Sending Logs Down the Flume
I've been looking at Flume in depth and it is a very powerful and useful platform that solves several operational problems at once. And the best part is that it is surprisingly simple to use and understand.
Application logs are a source of stress and contention in companies. The site operations team usually views them as being a painful resource to manage. They consume a lot of space, they are rarely where the people that can use them, the developer, can access them, and they are of nominal use to operations. Most companies wind up building tools and processes to gather them off application servers, push them to some repository, and try to keep the lifecycle under control so they don't consume limitless disk space.
Developers are equally frustrated because the logs are often not where they can view them, they have limited ability to intelligently manage the lifecycle, and limited tools for processing their logs (if you want something more than grep and PERL).
Flume addresses the frustration of both groups by providing a simple yet powerful framework for pushing logs from application servers to repositories through a highly configurable agent. The flexibility of Flume allows it to scale from environments with as few as 5 machines to environments with thousands of machines.
Before I go into how we will be using Flume at Rearden, I want to cover another useful aspect of Flume. Flume defines logs as a series of events. A Flume event will look familiar to Java developers as they consist of a priority and a string. And the Flume event priority maps very easily to the Java log level, so events are an obvious candidate for collecting Java logs. Flume events though also include the concept of a host which Java logs don't directly represent although it could be added through the use of a custom formatter. Flume events also can contain fields which are arbitrary key/value pairs that can contain structured context associated with the event. This is where Flume events can provide capabilities that go beyond the standard Java logging framework (although is part of slf4j's extensions).

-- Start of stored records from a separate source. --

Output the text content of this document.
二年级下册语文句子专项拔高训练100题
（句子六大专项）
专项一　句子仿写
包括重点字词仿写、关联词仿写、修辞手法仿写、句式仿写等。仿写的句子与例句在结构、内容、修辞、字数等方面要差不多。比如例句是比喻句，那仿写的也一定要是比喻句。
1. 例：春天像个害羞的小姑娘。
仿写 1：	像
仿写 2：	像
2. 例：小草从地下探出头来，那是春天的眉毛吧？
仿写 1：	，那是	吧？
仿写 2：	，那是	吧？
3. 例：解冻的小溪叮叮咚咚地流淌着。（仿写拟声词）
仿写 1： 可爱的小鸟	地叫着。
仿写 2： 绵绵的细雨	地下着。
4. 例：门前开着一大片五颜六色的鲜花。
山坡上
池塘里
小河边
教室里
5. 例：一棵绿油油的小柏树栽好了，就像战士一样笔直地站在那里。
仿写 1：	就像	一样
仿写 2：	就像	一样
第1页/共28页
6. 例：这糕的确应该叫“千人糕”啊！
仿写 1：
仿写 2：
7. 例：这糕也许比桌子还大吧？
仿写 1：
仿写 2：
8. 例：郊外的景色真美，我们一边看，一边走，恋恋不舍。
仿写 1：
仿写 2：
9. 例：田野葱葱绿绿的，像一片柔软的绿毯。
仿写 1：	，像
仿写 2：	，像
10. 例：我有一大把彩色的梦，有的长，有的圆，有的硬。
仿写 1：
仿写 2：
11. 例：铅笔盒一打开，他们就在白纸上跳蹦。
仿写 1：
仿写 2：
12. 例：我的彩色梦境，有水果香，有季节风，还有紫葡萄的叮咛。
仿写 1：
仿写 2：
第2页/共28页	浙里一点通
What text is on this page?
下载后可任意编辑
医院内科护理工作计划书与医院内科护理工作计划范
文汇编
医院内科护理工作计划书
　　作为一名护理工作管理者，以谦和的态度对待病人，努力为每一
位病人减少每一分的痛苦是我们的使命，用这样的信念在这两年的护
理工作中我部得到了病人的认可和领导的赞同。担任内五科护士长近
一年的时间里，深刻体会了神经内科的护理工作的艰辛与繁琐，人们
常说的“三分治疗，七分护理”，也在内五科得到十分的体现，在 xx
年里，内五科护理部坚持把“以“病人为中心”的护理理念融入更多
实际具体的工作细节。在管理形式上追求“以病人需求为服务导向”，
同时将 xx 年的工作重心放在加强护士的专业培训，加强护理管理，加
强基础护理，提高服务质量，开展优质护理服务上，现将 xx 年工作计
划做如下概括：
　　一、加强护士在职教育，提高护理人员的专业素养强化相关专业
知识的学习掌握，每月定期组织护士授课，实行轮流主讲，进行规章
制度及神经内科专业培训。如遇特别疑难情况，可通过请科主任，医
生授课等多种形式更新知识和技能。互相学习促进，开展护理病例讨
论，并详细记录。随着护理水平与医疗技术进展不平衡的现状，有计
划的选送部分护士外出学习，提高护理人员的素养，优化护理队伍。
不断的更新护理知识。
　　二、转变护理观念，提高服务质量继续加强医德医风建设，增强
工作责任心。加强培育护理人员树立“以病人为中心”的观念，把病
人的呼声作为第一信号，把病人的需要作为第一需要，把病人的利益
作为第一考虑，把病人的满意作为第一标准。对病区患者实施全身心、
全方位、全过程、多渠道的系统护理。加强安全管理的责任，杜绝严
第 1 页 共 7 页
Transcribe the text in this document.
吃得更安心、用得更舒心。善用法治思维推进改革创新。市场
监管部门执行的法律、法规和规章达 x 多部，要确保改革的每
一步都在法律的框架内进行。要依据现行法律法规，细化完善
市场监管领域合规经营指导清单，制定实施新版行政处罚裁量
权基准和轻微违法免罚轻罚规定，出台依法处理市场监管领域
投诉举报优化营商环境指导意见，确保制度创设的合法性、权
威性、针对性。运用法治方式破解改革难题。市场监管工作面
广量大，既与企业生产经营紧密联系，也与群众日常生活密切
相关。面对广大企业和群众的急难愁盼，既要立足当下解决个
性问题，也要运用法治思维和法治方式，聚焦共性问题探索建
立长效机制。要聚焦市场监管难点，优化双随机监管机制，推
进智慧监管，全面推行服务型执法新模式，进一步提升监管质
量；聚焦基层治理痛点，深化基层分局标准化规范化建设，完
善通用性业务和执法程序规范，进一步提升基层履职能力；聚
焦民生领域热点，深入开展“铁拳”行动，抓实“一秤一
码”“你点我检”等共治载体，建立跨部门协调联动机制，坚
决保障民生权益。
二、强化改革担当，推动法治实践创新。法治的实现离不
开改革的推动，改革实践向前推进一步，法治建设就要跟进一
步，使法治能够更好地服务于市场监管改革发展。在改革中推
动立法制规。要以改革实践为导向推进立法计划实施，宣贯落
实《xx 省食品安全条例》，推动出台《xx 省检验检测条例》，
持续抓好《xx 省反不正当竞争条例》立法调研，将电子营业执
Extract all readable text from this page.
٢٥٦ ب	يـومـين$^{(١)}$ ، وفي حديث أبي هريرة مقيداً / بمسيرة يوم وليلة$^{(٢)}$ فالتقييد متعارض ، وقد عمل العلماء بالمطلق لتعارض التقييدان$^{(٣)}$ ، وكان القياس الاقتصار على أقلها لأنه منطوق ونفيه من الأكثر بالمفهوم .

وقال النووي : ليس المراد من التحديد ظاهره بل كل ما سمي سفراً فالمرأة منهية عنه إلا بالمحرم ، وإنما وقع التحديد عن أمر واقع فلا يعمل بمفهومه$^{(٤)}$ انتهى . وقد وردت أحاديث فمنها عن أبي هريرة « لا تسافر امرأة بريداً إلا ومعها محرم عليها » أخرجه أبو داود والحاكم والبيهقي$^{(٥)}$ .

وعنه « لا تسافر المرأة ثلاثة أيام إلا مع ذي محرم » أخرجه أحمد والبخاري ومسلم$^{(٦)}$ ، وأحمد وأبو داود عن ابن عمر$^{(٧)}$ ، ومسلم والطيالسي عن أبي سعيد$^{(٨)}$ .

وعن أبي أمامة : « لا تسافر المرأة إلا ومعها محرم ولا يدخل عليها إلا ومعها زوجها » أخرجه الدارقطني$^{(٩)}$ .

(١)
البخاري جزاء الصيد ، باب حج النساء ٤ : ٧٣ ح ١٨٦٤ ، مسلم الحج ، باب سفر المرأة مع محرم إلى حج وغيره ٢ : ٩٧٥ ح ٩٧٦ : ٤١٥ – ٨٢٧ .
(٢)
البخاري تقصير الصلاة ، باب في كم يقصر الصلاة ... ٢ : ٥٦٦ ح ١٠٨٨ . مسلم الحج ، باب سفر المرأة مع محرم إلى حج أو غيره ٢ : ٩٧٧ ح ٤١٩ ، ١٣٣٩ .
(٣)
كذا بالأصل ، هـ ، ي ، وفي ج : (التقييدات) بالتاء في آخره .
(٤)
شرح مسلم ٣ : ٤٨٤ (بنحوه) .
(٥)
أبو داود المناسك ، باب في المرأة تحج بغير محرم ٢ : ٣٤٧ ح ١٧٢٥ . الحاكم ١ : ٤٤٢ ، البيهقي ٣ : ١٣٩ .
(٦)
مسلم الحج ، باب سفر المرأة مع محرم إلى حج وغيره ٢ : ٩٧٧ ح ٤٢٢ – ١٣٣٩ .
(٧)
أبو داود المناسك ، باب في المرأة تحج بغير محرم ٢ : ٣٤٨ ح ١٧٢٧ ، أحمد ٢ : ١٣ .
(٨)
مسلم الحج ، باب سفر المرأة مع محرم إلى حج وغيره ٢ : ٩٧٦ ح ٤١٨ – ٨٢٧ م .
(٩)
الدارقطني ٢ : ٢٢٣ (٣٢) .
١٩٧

One frustration I've always had with Java logging (and most language logging) is I often find myself formating metadata into a string for logging and then later using regular expressions to get it back out of the string into metadata. Beyond being an inefficient use of resources (including my limited skills with regex), it's error prone and frankly feels pointless. Wouldn't it be so much easier if I could send the metadata as structured content and have it be saved in a system that made efficient processing of such data simple. Like for example, something like Big Table. This is precisely what Flume offers.
How does Flume accomplish this? Flume has two basic concepts. The Flume master acts as a reliable configuration service that nodes use to retrieve their configuration. The master will dynamically update a node if the configuration for the node is changed on the master. A Flume node is simply an event pipe. It reads from a source and writes to a sink. The behavior of the source and sink determine the role and characteristics of the node. Flume is delivered with many source and sink options, but if none serve your needs, you can write your own. The Flume node may also be configured with a sink decorator that can annotate and transform the event as it passes through. With these basic primitives, a variety of topologies can be constructed to collect data on an application server and route it to a log repository.
Flume provides two patterns for nodes that most organizations will use. The first is the agent. Agents are end points for applications to send events to. An agent most often will run on the same application server as the application. This creates a simple availability model as the application and agent will have approximately the same availability (assuming the Flume agent itself doesn't crash more often than the application). Agents send their events to collectors which is the second pattern for a Flume node. Collectors often deliver events directly to the log repository although larger installations may have tiers of collectors for scale and routing reasons.
At Rearden, we are following a simple Flume architecture as illustrated below. Each application server will run an agent. The agents will send events to a pool of collectors which push the events into Hadoop HDFS. The agents and collectors are deployed in our production environments while HDFS is deployed in our QA environment. Developers are able to access HDFS directly in the QA environment. We have developed a log4j adapter that sends all Java logs directly to the agent. Additionally, a simplified Java Flume API is exposed that wraps the Flume Thrift API and manages configuration and common meta data consistently (time stamps, host name, etc.). Applications may leverage both interfaces to generate Flume events.
One challenge that companies face when passing logs from production to development environments is sensitive information my inappropriately wind up in a log which would leak it out of production. This is where a sink decorator on the collector can be employed. Our collector uses a decorator that looks for suspect patterns and replaces them with an HMAC of the original string. The events are logged in secure production repository as well for review by information security, allowing tickets to be filed against application code that is leaking sensitive data.
Space on the HDFS cluster is managed by developers. The lifecycle of logs can be managed anyway teams feel is appropriate. The tension over log space is greatly reduced because engineers are now in control of what to keep and how to manage the space appropriately.
Storing logs in HDFS opens up a richer toolset to engineers for analyzing and reporting on them. Obviously they can write their own map/reduce tools, but additionally, HIVE and PIG can be used directly. What may take hours of development PERL can be expressed in a single PIG query. The hope is that this will allow developers to uncover patterns in application behavior that previously was difficult, leading to better application quality.